With relocated parking, Young said he also hopes to see more gathering spaces for students, whether that be at facilities or green spaces to help facilitate a “much more intense academic experience.”
“We want them coming here early in the morning and leaving late at night, intellectually exhausted,” Young said.
Along with the garage, he said the forthcoming hotel and conference center projects will offer benefits of their own,
particularly when they provide new and improved venues in which the university’s students and faculty share their knowledge and research with others.
“We’re running three and four competing conferences a week,” Young said. “When we do a conference, people want to come and they want us to do more of them.
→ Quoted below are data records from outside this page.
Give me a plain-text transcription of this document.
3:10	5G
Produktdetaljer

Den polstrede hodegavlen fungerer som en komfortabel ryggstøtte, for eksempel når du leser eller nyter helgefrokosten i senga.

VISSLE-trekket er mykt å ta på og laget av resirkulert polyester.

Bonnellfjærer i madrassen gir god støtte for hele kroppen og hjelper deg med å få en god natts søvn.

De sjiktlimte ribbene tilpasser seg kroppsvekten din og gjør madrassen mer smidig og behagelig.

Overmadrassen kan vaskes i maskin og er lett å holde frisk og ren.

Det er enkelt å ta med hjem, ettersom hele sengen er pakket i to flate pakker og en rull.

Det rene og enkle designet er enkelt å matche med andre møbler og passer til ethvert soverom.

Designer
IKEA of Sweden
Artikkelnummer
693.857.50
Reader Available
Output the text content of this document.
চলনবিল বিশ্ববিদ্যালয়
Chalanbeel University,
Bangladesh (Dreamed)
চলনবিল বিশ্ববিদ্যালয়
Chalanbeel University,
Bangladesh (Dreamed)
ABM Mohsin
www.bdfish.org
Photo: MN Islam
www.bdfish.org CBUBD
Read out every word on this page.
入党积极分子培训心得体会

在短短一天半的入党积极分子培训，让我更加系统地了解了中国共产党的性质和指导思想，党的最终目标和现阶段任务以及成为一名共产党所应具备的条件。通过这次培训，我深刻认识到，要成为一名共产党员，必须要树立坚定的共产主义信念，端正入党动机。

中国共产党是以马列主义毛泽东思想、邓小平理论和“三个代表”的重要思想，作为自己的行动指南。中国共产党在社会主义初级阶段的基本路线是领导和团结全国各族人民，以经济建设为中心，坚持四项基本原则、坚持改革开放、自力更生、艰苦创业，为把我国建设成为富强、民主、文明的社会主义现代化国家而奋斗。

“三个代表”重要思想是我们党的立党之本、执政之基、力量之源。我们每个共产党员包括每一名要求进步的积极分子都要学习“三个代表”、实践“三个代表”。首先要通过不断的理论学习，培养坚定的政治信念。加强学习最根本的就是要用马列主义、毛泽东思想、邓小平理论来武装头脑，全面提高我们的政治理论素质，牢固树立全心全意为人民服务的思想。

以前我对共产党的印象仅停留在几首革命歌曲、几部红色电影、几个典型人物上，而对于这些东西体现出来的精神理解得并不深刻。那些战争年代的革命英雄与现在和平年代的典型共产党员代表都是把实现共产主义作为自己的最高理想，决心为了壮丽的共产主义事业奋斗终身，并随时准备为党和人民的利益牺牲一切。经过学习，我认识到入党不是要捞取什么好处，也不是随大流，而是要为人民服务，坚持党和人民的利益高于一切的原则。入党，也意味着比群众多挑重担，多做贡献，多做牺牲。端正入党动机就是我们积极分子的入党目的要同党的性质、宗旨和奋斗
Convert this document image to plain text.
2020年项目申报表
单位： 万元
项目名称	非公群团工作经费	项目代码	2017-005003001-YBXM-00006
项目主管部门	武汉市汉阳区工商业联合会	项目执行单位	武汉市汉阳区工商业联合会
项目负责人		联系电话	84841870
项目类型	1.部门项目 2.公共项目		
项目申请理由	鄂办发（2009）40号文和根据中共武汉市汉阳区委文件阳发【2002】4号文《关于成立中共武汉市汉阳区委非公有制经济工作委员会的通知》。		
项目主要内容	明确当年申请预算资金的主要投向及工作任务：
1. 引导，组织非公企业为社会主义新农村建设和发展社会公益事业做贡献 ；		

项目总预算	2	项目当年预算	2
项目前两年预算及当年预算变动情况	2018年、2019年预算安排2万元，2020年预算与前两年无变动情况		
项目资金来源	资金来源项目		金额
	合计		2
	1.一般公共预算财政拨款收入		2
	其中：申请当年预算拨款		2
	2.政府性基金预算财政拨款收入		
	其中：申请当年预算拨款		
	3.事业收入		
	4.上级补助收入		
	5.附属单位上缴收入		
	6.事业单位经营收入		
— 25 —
The kind of stuff we do here really does make a difference, [and] there is just a real impetus for that as the university’s research portfolio — which is among the highest in the nation — expands.”
A&M System Chancellor John Sharp said the projects first came about after Young expressed interest in bringing a convention center to the campus.
To fund the project, Sharp said the idea of using a public-private partnership for the hotel and parking garage became the solution for how to make the convention center a possibility.
“It made financial sense,” Sharp said. “You build an income-producing property here, which is a parking lot — and everybody said they needed that anyway — and you build an income-producing hotel.
Between the two of them, it builds the conference center, which then becomes a pretty good little cash cow for the university itself for a long time into the future.”
Assistant Vice President for Transportation Services Peter Lange said the 500,000-square-foot garage —
located just off Wellborn Road near the Memorial Student Center and Kyle Field and constructed in only nine months —
features more than 1,400 new parking spaces equipped with electronic way-finding and guidance technology using red and green LED lighting to help drivers locate available spaces.